PAUL VALÉRY: ATOR DAS IDÉIAS

Em sua vida de professor e ensaísta, João Alexandre Barbosa foi o assíduo leitor de Paul Valéry, que se transformou num caso de perseguição a “exigir um ajuste de contas”. O resultado não foi tanto o aparecimento de um livro original que o crítico brasileiro poderia ter concebido, mas sim a reunião de nove ensaios, redigidos e publicados entre 1970 e 2005, que percorrem a obra do poeta francês: A Comédia Intelectual de Paul Valéry (Iluminuras, 159p., R$35). Coletânea que bem demonstra a “permanência e continuidade” de uma obra surpreendente por sua dimensão filosófica e por seu exame exigente da linguagem, a conduzir a literatura a uma via do fracasso da expressão; obra que também se impõe por seu gigantismo: somente a edição fac-similada dos Cahiers ocupa 35 cadernos de mil páginas cada um, resultado das anotações diárias de um pensador que não se ocupava dos fatos cotidianos, mas da investigação que busca o auge radical de lucidez e consciência sobre as “linguagens, sejam as verbais, sejam as das matemáticas e da filosofia.”
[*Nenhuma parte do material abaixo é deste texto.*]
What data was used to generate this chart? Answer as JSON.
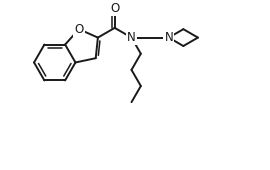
{
  "bg_color": "#ffffff",
  "line_color": "#1a1a1a",
  "line_width": 1.4,
  "figsize": [
    2.7,
    1.7
  ],
  "dpi": 100,
  "xlim": [
    0,
    10
  ],
  "ylim": [
    0,
    6.3
  ]
}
Devotado à busca metódica do processo, desvinculando-se da “idéia de acabar” (T. S. Eliot criticou Paul Valéry por estar “profundamente preocupado com o problema do processo, de como é feito o poema, mas não com a questão de como é relacionado ao resto da vida”), o poeta francês encontrou em Stéphane Mallarmé, quase 30 anos mais velho, o modelo extremado de experimentação com o texto poético. E decretou: “Mallarmé compreendeu a linguagem como se ele a tivesse inventado.” No ensaio “Mallarmé Segundo Valéry” – reproduzido de A Metáfora Crítica (1974) –, João Alexandre Barbosa faz a análise da relação fascinante entre mestre e discípulo, aparentemente invertida: pois o mestre teria produzido a obra inovadora (a exemplo de “Um Lance de Dados”, que rompeu com a tradição do verso), enquanto o discípulo permaneceu atrelado à forma clássica, racionalizando somente no ensaio o vigor e as implicações que haviam sido demonstradas naquela poesia.

Na obra poética, portanto, Paul Valéry é o discípulo ultrapassado – provavelmente porque, como artista, não ousava comprometer-se com o processo de recusas e a imposição de limites entre o silêncio e a autodestruição. Permaneceu lúcido, inteligente e clássico. Mas não para todos: é conhecida a opinião de Edmund Wilson, em O Castelo de Axel (1931), de que os ensaios de Paul Valéry não trazem “uma grande riqueza de idéias”, apenas “a representação de uma situação intelectual, e não o desenvolvimento de uma linha de pensamento.” Nessa percepção, o rigor artístico proclamado pelo poeta e filósofo surge “graças a alguns procedimentos estilísticos, e não a uma qualidade da sua lógica.” Superdiletante e esnobe, Paul Valéry não teria contribuído para avançar os estudos de filosofia da linguagem, mas favorecido “uma espécie de misticismo estético” capaz de ser aplicada somente a Stéphane Mallarmé e a alguns simbolistas, incluindo-se o próprio Paul Valéry. Em “As Contradições Estéticas de Paul Valéry”, Georges Mounin salienta a maior delas: as duas respostas à pergunta “para que serve a poesia?”, nas quais a poesia ora é uma “produção puramente inútil”, ora tem a utilidade de ensinar “que não tínhamos visto o que tínhamos visto”...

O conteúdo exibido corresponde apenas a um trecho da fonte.